Матильда никогда больше не заговаривала о том, что он может
ошибаться. Правда, никогда он и не чувствовал, что она безоговорочно
против Энди, как, например, Пегги Клам, которая больше чем он сам
принимала в штыки своего шурина и не стеснялась показывать это на людях.
Ну так вот, через тридцать восемь лет, сидя за завтраком напротив
своей сестры, пока крошка Пиа - мела пол, волоча по нему ноги, Кэли Джон
обнаружил новый объект, подлежащий уничтожению.
Он рассеянно смотрел на камин. С незапамятных времен на торце
каминной полки висели чашки, образуя своего рода гирлянду. Чашек таких
теперь уже было не найти - необычной формы, с раскрашенными от руки
жанровыми сценками, вернее одной и той же сценкой: перед низким
деревенским домиком катаются на снегу дети.
Чашки были английскими. Матильда купила их у разносчика в тот год,
когда они построили дом, и сама же подвесила их так, как они теперь
висели, - чтобы было повеселее, как она говорила.
С тех пор о чашках больше не думали. В первые годы, правда, они ими
пользовались.
Кэли Джон их неожиданно пересчитал. Осталось всего четыре. Вначале
было шесть. Матильда проследила за его взглядом и поняла. Первую чашку
разбил однажды вечером он сам, когда помогал ей мыть посуду. Он отметил
это, и как вспомнил - удивился: столько утекло времени!
Это треснутая...
Итак, треснутая была его. Когда шесть или семь лет спустя служанка
палкой от швабры разбила еще одну, то это оказалась самая бледная чашка,
которой никогда не пользовались.
Значит, среди четырех оставшихся была и чашка Энди.

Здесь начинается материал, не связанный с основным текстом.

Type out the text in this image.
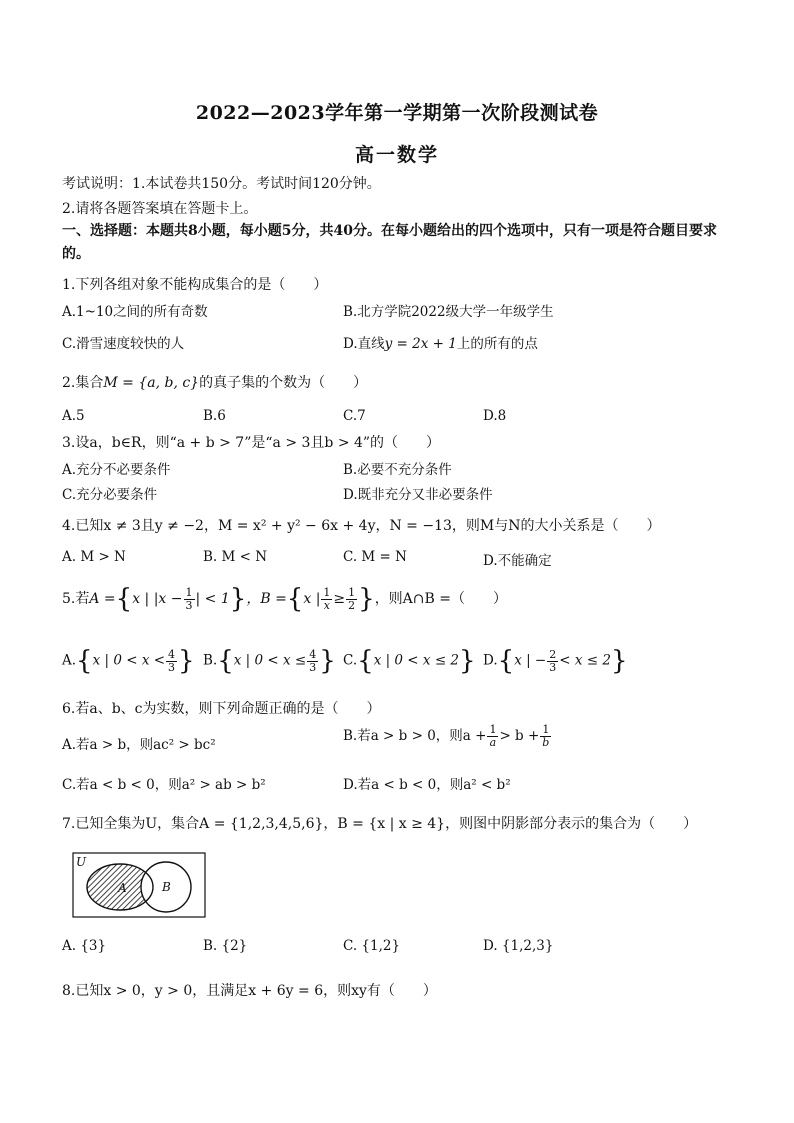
2022—2023学年第一学期第一次阶段测试卷
高一数学
考试说明：1.本试卷共150分。考试时间120分钟。
2.请将各题答案填在答题卡上。
一、选择题：本题共8小题，每小题5分，共40分。在每小题给出的四个选项中，只有一项是符合题目要求的。
1.下列各组对象不能构成集合的是（　　）
A.1~10之间的所有奇数	B.北方学院2022级大学一年级学生
C.滑雪速度较快的人	D.直线y = 2x + 1上的所有的点
2.集合M = {a, b, c}的真子集的个数为（　　）
A.5	B.6	C.7	D.8
3.设a，b∈R，则“a + b > 7”是“a > 3且b > 4”的（　　）
A.充分不必要条件	B.必要不充分条件
C.充分必要条件	D.既非充分又非必要条件
4.已知x ≠ 3且y ≠ −2，M = x² + y² − 6x + 4y，N = −13，则M与N的大小关系是（　　）
A. M > N	B. M < N	C. M = N	D.不能确定
5.若A ={x | $|x - \frac{1}{3}$ | < 1}，B ={x | $\frac{1}{x} \ge \frac{1}{2}$ }，则A∩B =（　　）
A.{x | $0 < x < \frac{4}{3}$ } B.{x | $0 < x \le \frac{4}{3}$ } C.{x | 0 < x ≤ 2} D.{x | − $\frac{2}{3} < x \le 2$}
6.若a、b、c为实数，则下列命题正确的是（　　）
A.若a > b，则ac² > bc²
B.若a > b > 0，则$a + \frac{1}{a} > b + \frac{1}{b}$
C.若a < b < 0，则a² > ab > b²	D.若a < b < 0，则a² < b²
7.已知全集为U，集合A = {1,2,3,4,5,6}，B = {x | x ≥ 4}，则图中阴影部分表示的集合为（　　）
U
A	B
A. {3}	B. {2}	C. {1,2}	D. {1,2,3}
8.已知x > 0，y > 0，且满足x + 6y = 6，则xy有（　　）
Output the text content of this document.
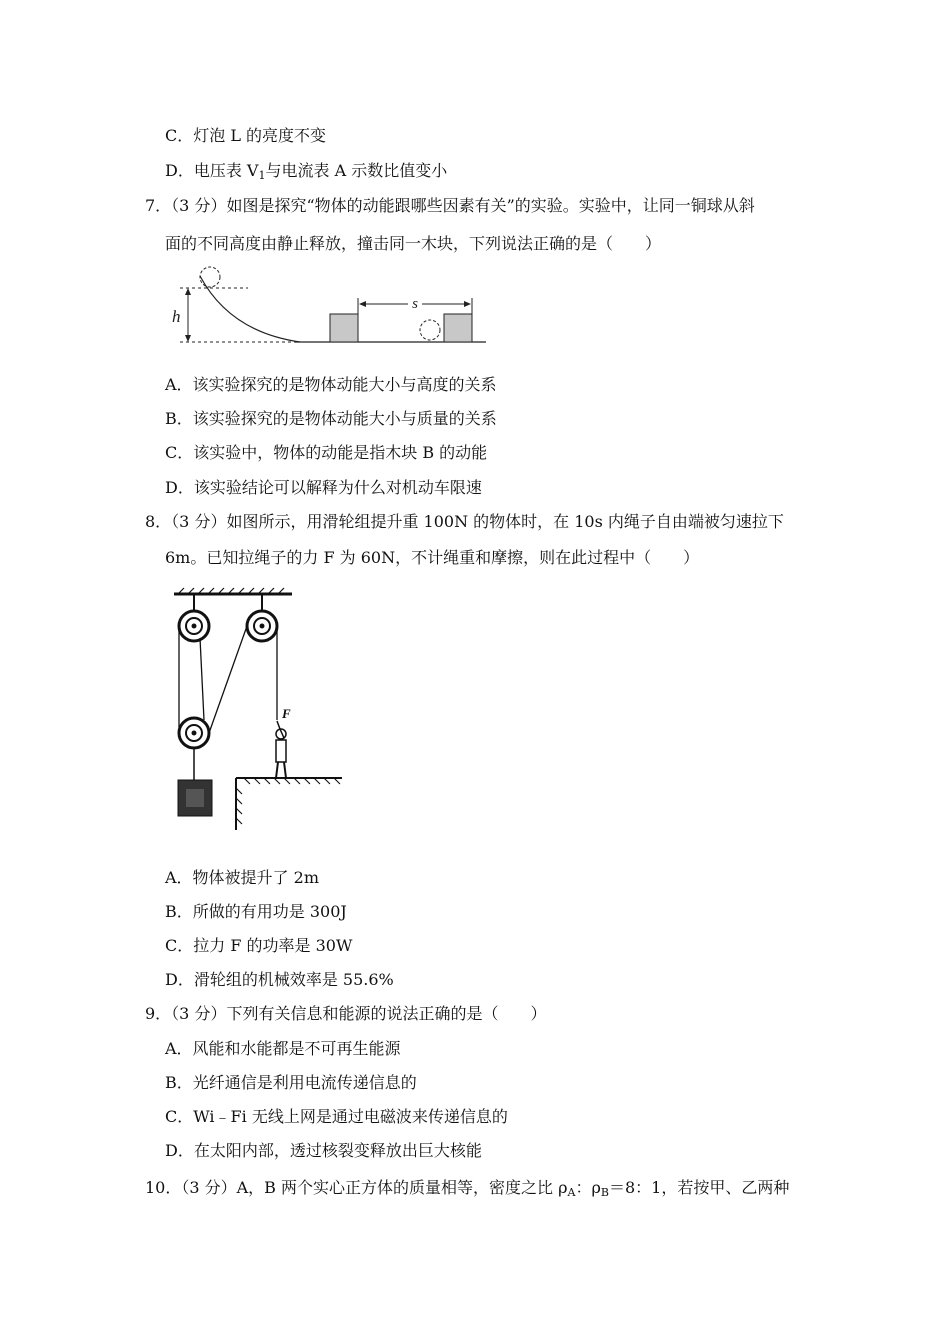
C．灯泡 L 的亮度不变
D．电压表 $V_1$与电流表 A 示数比值变小
7．（3 分）如图是探究“物体的动能跟哪些因素有关”的实验。实验中，让同一铜球从斜
面的不同高度由静止释放，撞击同一木块，下列说法正确的是（　　）
s
h
A．该实验探究的是物体动能大小与高度的关系
B．该实验探究的是物体动能大小与质量的关系
C．该实验中，物体的动能是指木块 B 的动能
D．该实验结论可以解释为什么对机动车限速
8．（3 分）如图所示，用滑轮组提升重 100N 的物体时，在 10s 内绳子自由端被匀速拉下
6m。已知拉绳子的力 F 为 60N，不计绳重和摩擦，则在此过程中（　　）
F
A．物体被提升了 2m
B．所做的有用功是 300J
C．拉力 F 的功率是 30W
D．滑轮组的机械效率是 55.6%
9．（3 分）下列有关信息和能源的说法正确的是（　　）
A．风能和水能都是不可再生能源
B．光纤通信是利用电流传递信息的
C．Wi﹣Fi 无线上网是通过电磁波来传递信息的
D．在太阳内部，透过核裂变释放出巨大核能
10．（3 分）A，B 两个实心正方体的质量相等，密度之比 $\rho_A$：$\rho_B=8$：1，若按甲、乙两种
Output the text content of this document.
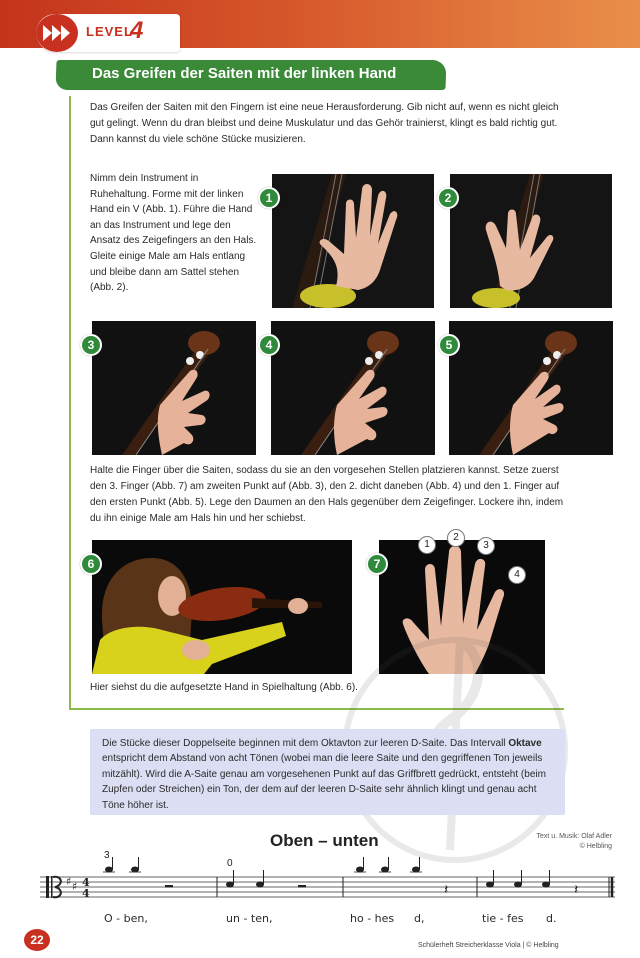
LEVEL
4
Das Greifen der Saiten mit der linken Hand
Das Greifen der Saiten mit den Fingern ist eine neue Herausforderung. Gib nicht auf, wenn es nicht gleich gut gelingt. Wenn du dran bleibst und deine Muskulatur und das Gehör trainierst, klingt es bald richtig gut. Dann kannst du viele schöne Stücke musizieren.
Nimm dein Instrument in Ruhehaltung. Forme mit der linken Hand ein V (Abb. 1). Führe die Hand an das Instrument und lege den Ansatz des Zeigefingers an den Hals. Gleite einige Male am Hals entlang und bleibe dann am Sattel stehen (Abb. 2).
1	2
3	4	5
Halte die Finger über die Saiten, sodass du sie an den vorgesehen Stellen platzieren kannst. Setze zuerst den 3. Finger (Abb. 7) am zweiten Punkt auf (Abb. 3), den 2. dicht daneben (Abb. 4) und den 1. Finger auf den ersten Punkt (Abb. 5). Lege den Daumen an den Hals gegenüber dem Zeigefinger. Lockere ihn, indem du ihn einige Male am Hals hin und her schiebst.
6	7
1
2
3
4
Hier siehst du die aufgesetzte Hand in Spielhaltung (Abb. 6).
Die Stücke dieser Doppelseite beginnen mit dem Oktavton zur leeren D-Saite. Das Intervall Oktave entspricht dem Abstand von acht Tönen (wobei man die leere Saite und den gegriffenen Ton jeweils mitzählt). Wird die A-Saite genau am vorgesehenen Punkt auf das Griffbrett gedrückt, entsteht (beim Zupfen oder Streichen) ein Ton, der dem auf der leeren D-Saite sehr ähnlich klingt und genau acht Töne höher ist.
Oben – unten	Text u. Musik: Olaf Adler
© Helbling
♯ ♯ 4
4	𝄽	𝄽
3
0
O - ben,	un - ten,	ho - hes d,	tie - fes d.
22	Schülerheft Streicherklasse Viola | © Helbling
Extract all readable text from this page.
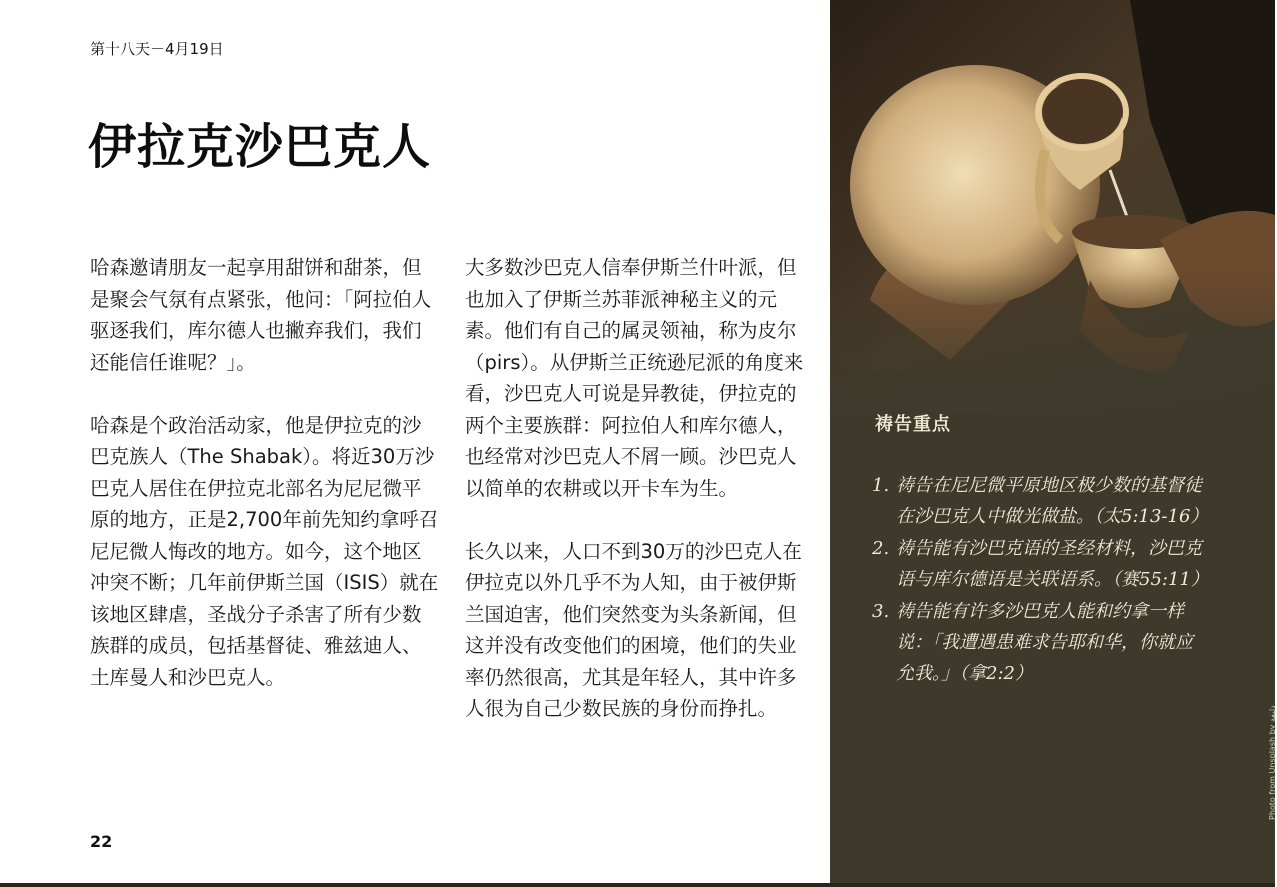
第十八天－4月19日
伊拉克沙巴克人

哈森邀请朋友一起享用甜饼和甜茶，但是聚会气氛有点紧张，他问：「阿拉伯人驱逐我们，库尔德人也撇弃我们，我们还能信任谁呢？」。

哈森是个政治活动家，他是伊拉克的沙巴克族人（The Shabak）。将近30万沙巴克人居住在伊拉克北部名为尼尼微平原的地方，正是2,700年前先知约拿呼召尼尼微人悔改的地方。如今，这个地区冲突不断；几年前伊斯兰国（ISIS）就在该地区肆虐，圣战分子杀害了所有少数族群的成员，包括基督徒、雅兹迪人、土库曼人和沙巴克人。

大多数沙巴克人信奉伊斯兰什叶派，但也加入了伊斯兰苏菲派神秘主义的元素。他们有自己的属灵领袖，称为皮尔（pirs）。从伊斯兰正统逊尼派的角度来看，沙巴克人可说是异教徒，伊拉克的两个主要族群：阿拉伯人和库尔德人，也经常对沙巴克人不屑一顾。沙巴克人以简单的农耕或以开卡车为生。

长久以来，人口不到30万的沙巴克人在伊拉克以外几乎不为人知，由于被伊斯兰国迫害，他们突然变为头条新闻，但这并没有改变他们的困境，他们的失业率仍然很高，尤其是年轻人，其中许多人很为自己少数民族的身份而挣扎。

22
祷告重点
1. 祷告在尼尼微平原地区极少数的基督徒在沙巴克人中做光做盐。（太5:13-16）
2. 祷告能有沙巴克语的圣经材料，沙巴克语与库尔德语是关联语系。（赛55:11）
3. 祷告能有许多沙巴克人能和约拿一样说：「我遭遇患难求告耶和华，你就应允我。」（拿2:2）
Photo from Unsplash by دليفة
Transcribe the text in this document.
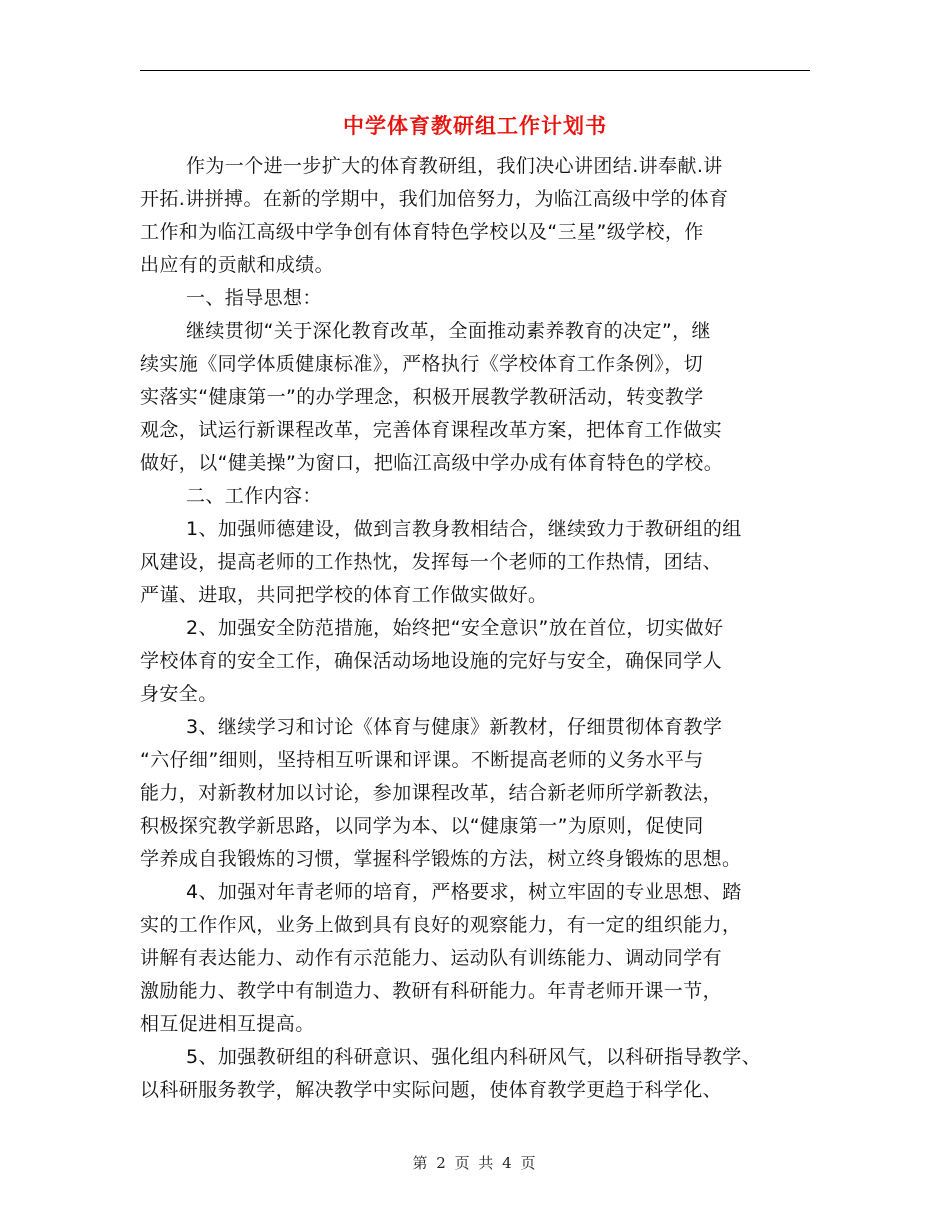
中学体育教研组工作计划书
作为一个进一步扩大的体育教研组，我们决心讲团结.讲奉献.讲
开拓.讲拼搏。在新的学期中，我们加倍努力，为临江高级中学的体育
工作和为临江高级中学争创有体育特色学校以及“三星”级学校，作
出应有的贡献和成绩。
一、指导思想：
继续贯彻“关于深化教育改革，全面推动素养教育的决定”，继
续实施《同学体质健康标准》，严格执行《学校体育工作条例》，切
实落实“健康第一”的办学理念，积极开展教学教研活动，转变教学
观念，试运行新课程改革，完善体育课程改革方案，把体育工作做实
做好，以“健美操”为窗口，把临江高级中学办成有体育特色的学校。
二、工作内容：
1、加强师德建设，做到言教身教相结合，继续致力于教研组的组
风建设，提高老师的工作热忱，发挥每一个老师的工作热情，团结、
严谨、进取，共同把学校的体育工作做实做好。
2、加强安全防范措施，始终把“安全意识”放在首位，切实做好
学校体育的安全工作，确保活动场地设施的完好与安全，确保同学人
身安全。
3、继续学习和讨论《体育与健康》新教材，仔细贯彻体育教学
“六仔细”细则，坚持相互听课和评课。不断提高老师的义务水平与
能力，对新教材加以讨论，参加课程改革，结合新老师所学新教法，
积极探究教学新思路，以同学为本、以“健康第一”为原则，促使同
学养成自我锻炼的习惯，掌握科学锻炼的方法，树立终身锻炼的思想。
4、加强对年青老师的培育，严格要求，树立牢固的专业思想、踏
实的工作作风，业务上做到具有良好的观察能力，有一定的组织能力，
讲解有表达能力、动作有示范能力、运动队有训练能力、调动同学有
激励能力、教学中有制造力、教研有科研能力。年青老师开课一节，
相互促进相互提高。
5、加强教研组的科研意识、强化组内科研风气，以科研指导教学、
以科研服务教学，解决教学中实际问题，使体育教学更趋于科学化、
第 2 页 共 4 页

Матильда ждала, что брат сейчас встанет с посуровевшим лицом, как он
делал это, когда находил чтонибудь, что принадлежало другому или чем
другой пользовался, подойдет к камину, возьмет четыре чашки и, ни слова
не говоря, бросит их в мусорный ящик.
Он и действительно двинулся, намереваясь встать, но тут же снова сел
на место и опять заработал челюстями, избегая смотреть на камин. Может
быть, именно это послужило причиной того, что Матильда перестала
беспокоиться, и он даже немного разозлился: почему она больше не
приходит в панику от его неожиданных выходок. Да и она кое-что сказала
из ряда вон выходящее. Когда он выходил, сестра спросила:
- Ты вечером вернешься?
Значит, ей было известно, что он отправляется не в ближний путь.
Может быть, она даже точно знала, куда он едет.
Мужчины проехали Тусон и направились к восточному тракту - утренний
воздух был чист, и мир казался пустынным.
Майлз Дженкинс в свои девятнадцать лет находил совершенно
естественным катить по асфальтовой дороге, гладкой, как слюда или
серебряное полотно - посреди красивая белая полоса и таблички, на
которых вместо названий были номера.
Это больше удивляло Кэли Джона, особенно когда они проехали Нарду,
повернули налево и взяли чуть выше по отрогу Скалистых гор. Тусон
скрылся из виду, его заслонили высокие горы. Но мало-помалу, по мере
того как приближались к Санбурну, Джон начинал узнавать знакомый ему
пейзаж - эту гигантскую равнину, точнее - плато, которое отсюда казалось
круглым, как тарелка без единой трещины, со всех сторон его окружали
горы, которые солнце окрашивало во всю гамму цветов - от синего до
красного или розового.
Ну чем не страна между небом и землей, отделенная от мира,
подвешенная в пространстве из чистого хрусталя? Раньше, когда он
оказывался тут, у него перехватывало горло. Он искал и не находил, как
туда попасть. На какое-то мгновение он задумался, каким же образом он
попадал в этот небесный цирк.
И только приблизившись к горам - на первый взгляд непреодолимому
препятствию - можно было увидеть, что препятствие это отступает, затем
открывает в себе проход, и он с удивлением обнаруживал, что продолжает
ехать по равнине.
Это был все тот же Великий тракт, который он знал, когда по нему, как
волны прибоя, катились люди - одни останавливались на обочине, чтобы
построить тут свое ранчо, а другие карабкались по утесам, вгрызались в
гору киркой или взрывали ее динамитом, чтобы найти в ее недрах медь или
серебро.
Впервые у него в голове зародился вопрос: зачем он сюда приехал?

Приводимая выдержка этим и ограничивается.